The Phase III trial aims to evaluate the potential of lazertinib as a first-line treatment in 380 patients with EGFR mutation-positive NSCLC. At the moment, 27 hospitals, including Severance Hospital, Samsung Medical Center, Seoul National University Hospital, Seoul St. Mary's Hospital and Seoul Asan Medical Center, are participating in the clinical trial.

Also, the drug is conducting another Phase III trial as a combination therapy with a bispecific antibody anticancer treatment amivantamab developed by a multinational pharmaceutical company Janssen.

# Professor Cho explained, “Lazertinib’s efficacy and safety have to be confirmed as a first-line treatment. It would be directly compared against a first-generation Iressa (gefitinib). We also have to conduct a head-to-head clinical trial comparing lazertinib plus amivantamab combination therapy against Tagrisso to confirm progression-free survival (PFS).”

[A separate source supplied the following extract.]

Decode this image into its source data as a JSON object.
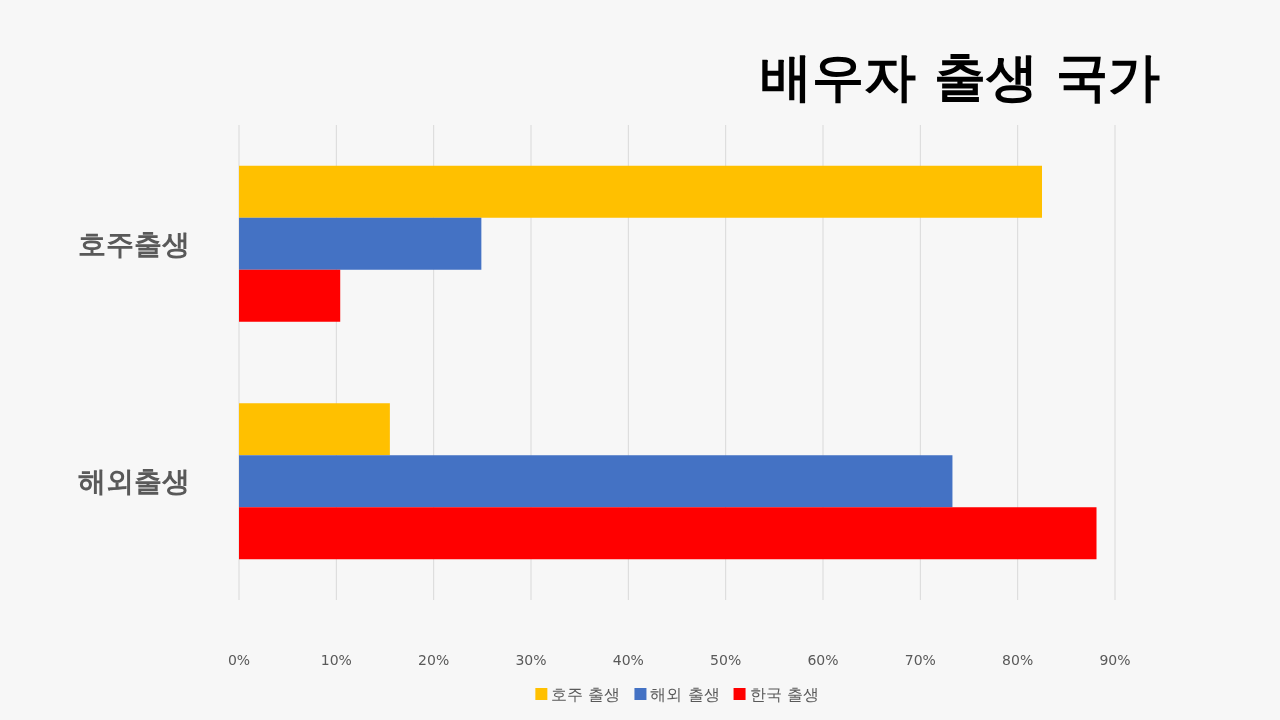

He also noted Tagrisso and lazertinib should also step away from a strict competitor relationship, but should rather come together as a mutual relationship to survive in the EGFR TKI market.

He stressed, “I think lazertinib and Tagrisso should be good friends. Global pharmaceutical giants like Pfizer and Novartis have given up on the new drug development for various reasons, but think how unfortunate the lung cancer patients would be to have only one treatment. Considering all lung cancer patients, a wide variety of combination therapy is needed to provide more treatment options.”

At the same time, he was confident to claim lazertinib does not shows notable difference between Asian and non-Asian races, which can be one of toughest challenges to overcome when shooting for the international market.

The professor explained, “Regarding the treatment for advanced or metastatic NSCLCL, EGFR TKI would unlikely to show much difference in Asian and non-Asian races. Already there has been a study done to test the pharmacokinetics in different races, and I do not see much of a difference in efficacy. The ongoing LASER301 study would also give more detailed answer to the question.”

Finally, Professor Cho also gave a personal view on the lazertinib pricing procedure to follow after the conditional approval. He firmly argues there should not be a discount for being a home-grown new drug.

He emphasized, “Considering the level of efficacy and safety lazertinib performs, it should be priced on par with Tagrisso until the Phase III trial outcome is out. Basically, the health authority should not press for a discounted pricing, only because the drug is made in Korea. The people of the country worked on the drug and even a global company licensed out the technology. Based on the new drug development infrastructure in Korea, they should properly acknowledge the value of the drug.”